Saying they don't have your best interests at heart sounds so overdramatic! Unless they actually sabotage your life in some way of course they probably wish you well, but their priorities are their own family, relationships, closest friends, etc. Sounds like they think of you as a friend just not their closest one, and that's completely fine and normal! It seems like they've always invited you to not only their big events like weddings but smaller things like their birthdays too, but just because they aren't ringing you every night you want to spite them, and yourself, by not inviting them to your party even though you admit it would be more fun with them there.

I mean do whatever you want but as you haven't given any actual reasons that these friends have done anything wrong other than not centre their entire lives around you it seems a bit petty..

I was about to write something like this, but you’ve already said it better! OP, it’s perfectly normal to have a few close friends and then some slightly less close friends. Doesn’t mean the slightly less close friends don’t care about you! But absolutely, it’s your birthday and you can celebrate it how you chose.
GiantWingedWaspMoth · 17/07/2021 21:34

I find it odd that you need your friends to know what's going on in your life and 'have your best interests at heart'. Honestly, do you know what's going on in all of your friends lives at any given moment?

My best friends, the ones that I would jump in front of a bus for, live in different parts of the country to me. We check in from time to time - usually when there's something big going on, or we have time to go visit. But there have been times where I haven't seen them for, literally, years. They would still be the first people I would want to invite to any big occasion.

It's a lot to ask of a friend, that they keep up to date with your day to day, in my opinion.

youdoyoutoday · 17/07/2021 22:07

At the age of 41 I have about 3 close friends and I had many mates in my 20s. Much happier now as these friendships mean more to me

thevassal · 17/07/2021 22:17

It's a "big" birthday, we haven't had much to celebrate the last year and a half...why not do both? A night out or drinks with all your friends and theatre/spa/football game/mini break (whatever you enjoy) with just your closest friends? Apart from anything else doing something with just three friends you only need one to be busy that day and then someone to get a covid ping and you're down to just one and it's not much of a celebration....

Don't stress so much about it, there are so many threads on here with women sad they don't have any friends and you've got a close group and wider ones to just chat too, you're good!

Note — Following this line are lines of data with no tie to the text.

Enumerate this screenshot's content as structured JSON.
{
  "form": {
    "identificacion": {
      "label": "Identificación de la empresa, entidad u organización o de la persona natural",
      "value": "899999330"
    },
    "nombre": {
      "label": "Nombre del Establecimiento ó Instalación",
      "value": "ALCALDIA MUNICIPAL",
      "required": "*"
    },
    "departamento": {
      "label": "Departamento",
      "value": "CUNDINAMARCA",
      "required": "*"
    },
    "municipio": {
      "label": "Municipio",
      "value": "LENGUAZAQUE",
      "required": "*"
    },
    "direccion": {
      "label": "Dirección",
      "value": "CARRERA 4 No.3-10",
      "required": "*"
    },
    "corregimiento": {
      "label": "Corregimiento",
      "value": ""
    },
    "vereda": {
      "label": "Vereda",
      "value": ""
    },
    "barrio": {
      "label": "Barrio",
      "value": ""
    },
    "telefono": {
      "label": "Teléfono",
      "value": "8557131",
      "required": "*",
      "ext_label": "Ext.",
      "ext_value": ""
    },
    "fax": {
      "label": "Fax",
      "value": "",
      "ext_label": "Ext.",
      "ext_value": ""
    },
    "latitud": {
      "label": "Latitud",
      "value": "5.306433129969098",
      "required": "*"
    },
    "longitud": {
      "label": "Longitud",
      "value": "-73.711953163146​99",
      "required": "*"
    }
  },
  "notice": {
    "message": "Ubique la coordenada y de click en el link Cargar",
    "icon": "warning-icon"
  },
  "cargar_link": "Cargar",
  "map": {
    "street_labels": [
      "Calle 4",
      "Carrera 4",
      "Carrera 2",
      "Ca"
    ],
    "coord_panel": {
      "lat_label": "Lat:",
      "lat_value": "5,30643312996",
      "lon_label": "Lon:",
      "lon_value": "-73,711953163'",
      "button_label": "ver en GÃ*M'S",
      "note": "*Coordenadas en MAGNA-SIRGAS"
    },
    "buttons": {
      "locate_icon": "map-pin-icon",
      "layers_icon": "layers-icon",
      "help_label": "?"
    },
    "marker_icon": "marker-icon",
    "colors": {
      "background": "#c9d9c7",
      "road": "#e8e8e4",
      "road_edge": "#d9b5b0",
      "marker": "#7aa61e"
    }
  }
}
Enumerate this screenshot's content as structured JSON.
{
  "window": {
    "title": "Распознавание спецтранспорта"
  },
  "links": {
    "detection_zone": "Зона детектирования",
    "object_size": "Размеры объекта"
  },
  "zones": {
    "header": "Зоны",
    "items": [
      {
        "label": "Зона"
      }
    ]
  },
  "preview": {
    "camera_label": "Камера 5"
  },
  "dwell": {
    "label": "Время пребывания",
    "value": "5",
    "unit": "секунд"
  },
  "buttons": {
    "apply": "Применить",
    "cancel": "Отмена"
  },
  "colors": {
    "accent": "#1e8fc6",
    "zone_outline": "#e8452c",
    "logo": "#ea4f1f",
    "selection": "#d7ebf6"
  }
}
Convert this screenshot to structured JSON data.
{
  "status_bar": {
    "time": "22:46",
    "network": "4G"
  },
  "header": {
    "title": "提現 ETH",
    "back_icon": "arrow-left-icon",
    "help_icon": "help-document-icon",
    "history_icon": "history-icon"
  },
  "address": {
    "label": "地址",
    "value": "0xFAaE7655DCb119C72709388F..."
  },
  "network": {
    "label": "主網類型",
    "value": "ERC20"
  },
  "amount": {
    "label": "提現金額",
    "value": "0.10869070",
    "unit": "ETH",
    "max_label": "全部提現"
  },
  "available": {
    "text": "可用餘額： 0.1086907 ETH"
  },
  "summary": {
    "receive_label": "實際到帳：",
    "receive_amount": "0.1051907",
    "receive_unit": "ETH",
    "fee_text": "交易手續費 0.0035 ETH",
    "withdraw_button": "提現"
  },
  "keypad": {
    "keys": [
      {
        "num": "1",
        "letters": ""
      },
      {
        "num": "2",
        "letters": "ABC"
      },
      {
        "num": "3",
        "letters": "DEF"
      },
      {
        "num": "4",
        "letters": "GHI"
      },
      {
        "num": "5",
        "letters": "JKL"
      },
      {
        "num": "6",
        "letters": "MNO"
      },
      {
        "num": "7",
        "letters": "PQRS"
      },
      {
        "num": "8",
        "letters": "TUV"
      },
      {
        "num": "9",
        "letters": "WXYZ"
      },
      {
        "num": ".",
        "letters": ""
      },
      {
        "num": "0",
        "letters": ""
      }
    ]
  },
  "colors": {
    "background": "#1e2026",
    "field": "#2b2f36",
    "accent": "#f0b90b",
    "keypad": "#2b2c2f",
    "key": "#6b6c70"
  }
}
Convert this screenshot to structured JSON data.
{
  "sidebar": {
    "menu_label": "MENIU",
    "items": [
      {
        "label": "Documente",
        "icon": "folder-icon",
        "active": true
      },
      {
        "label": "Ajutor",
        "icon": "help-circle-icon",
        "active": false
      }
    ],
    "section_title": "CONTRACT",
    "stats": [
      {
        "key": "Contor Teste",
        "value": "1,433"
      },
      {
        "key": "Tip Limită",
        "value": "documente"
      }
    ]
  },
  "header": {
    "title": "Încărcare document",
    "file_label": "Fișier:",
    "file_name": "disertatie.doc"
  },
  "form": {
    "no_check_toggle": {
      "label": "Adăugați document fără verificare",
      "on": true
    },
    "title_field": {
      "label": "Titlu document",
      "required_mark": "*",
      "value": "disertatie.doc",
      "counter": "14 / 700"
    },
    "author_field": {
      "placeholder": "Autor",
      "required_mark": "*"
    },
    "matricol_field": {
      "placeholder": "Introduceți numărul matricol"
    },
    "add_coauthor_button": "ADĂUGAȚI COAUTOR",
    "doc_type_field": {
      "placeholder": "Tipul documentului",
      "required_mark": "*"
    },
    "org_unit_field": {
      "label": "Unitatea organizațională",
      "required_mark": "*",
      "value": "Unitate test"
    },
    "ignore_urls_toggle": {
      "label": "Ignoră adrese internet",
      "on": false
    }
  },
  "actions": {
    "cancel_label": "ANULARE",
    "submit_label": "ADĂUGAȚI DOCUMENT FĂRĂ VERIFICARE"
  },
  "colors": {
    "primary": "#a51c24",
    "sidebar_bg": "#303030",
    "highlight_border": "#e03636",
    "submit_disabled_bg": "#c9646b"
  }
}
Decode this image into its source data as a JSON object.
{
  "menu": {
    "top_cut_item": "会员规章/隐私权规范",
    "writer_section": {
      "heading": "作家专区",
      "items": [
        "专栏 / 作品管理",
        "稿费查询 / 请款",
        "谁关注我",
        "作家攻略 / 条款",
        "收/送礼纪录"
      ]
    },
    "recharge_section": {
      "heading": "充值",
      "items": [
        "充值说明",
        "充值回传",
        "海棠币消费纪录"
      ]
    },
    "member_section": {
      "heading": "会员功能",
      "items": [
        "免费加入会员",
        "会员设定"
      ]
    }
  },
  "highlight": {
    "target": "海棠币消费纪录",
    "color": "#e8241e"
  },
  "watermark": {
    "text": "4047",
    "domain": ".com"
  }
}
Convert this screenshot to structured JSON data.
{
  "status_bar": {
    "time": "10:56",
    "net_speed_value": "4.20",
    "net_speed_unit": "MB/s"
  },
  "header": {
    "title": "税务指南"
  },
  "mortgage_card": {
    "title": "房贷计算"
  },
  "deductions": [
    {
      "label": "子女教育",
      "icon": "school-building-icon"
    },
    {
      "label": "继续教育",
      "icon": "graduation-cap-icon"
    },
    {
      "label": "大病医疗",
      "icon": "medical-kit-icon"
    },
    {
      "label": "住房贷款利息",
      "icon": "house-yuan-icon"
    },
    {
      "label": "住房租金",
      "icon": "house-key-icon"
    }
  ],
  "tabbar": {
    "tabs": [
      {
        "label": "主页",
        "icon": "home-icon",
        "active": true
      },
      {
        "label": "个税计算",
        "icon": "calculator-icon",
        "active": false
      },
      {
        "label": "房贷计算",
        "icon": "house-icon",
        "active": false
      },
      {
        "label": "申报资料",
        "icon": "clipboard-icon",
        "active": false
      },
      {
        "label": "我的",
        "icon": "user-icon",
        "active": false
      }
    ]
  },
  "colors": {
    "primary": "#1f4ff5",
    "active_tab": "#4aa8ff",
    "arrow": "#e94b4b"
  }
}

wheretheedgeoftheworldis · 17/07/2021 22:34

@thevassal I was thinking that...that's a good idea. My birthday falls on a Saturday, so I was thinking on the Friday do the family celebrations and my two best friends would come to that. Then the bigger thing with everyone on the Saturday night and then the Sunday could do a spa day with the 3 closest ones the following weekend (not the Sunday due to hangover Grin)

OP posts:
mellicauli · 17/07/2021 22:49

Do what you want for your birthday but you can't really expect 13 people to be there for you, being your "rock" through thick and thin. How could you ever reciprocate?

Some friends are close friends. Some people are fun friends. People move between the 2 groups at different times in your life. It's just what happens. It doesn't make them bad people.

SleepingStandingUp · 17/07/2021 22:53

So you dont want them there because they aren't in your life every day?

Do you message them daily? Do you know the inner workings of all of their lives like you might for your best friend? How do you find the time to give so much to all 13??.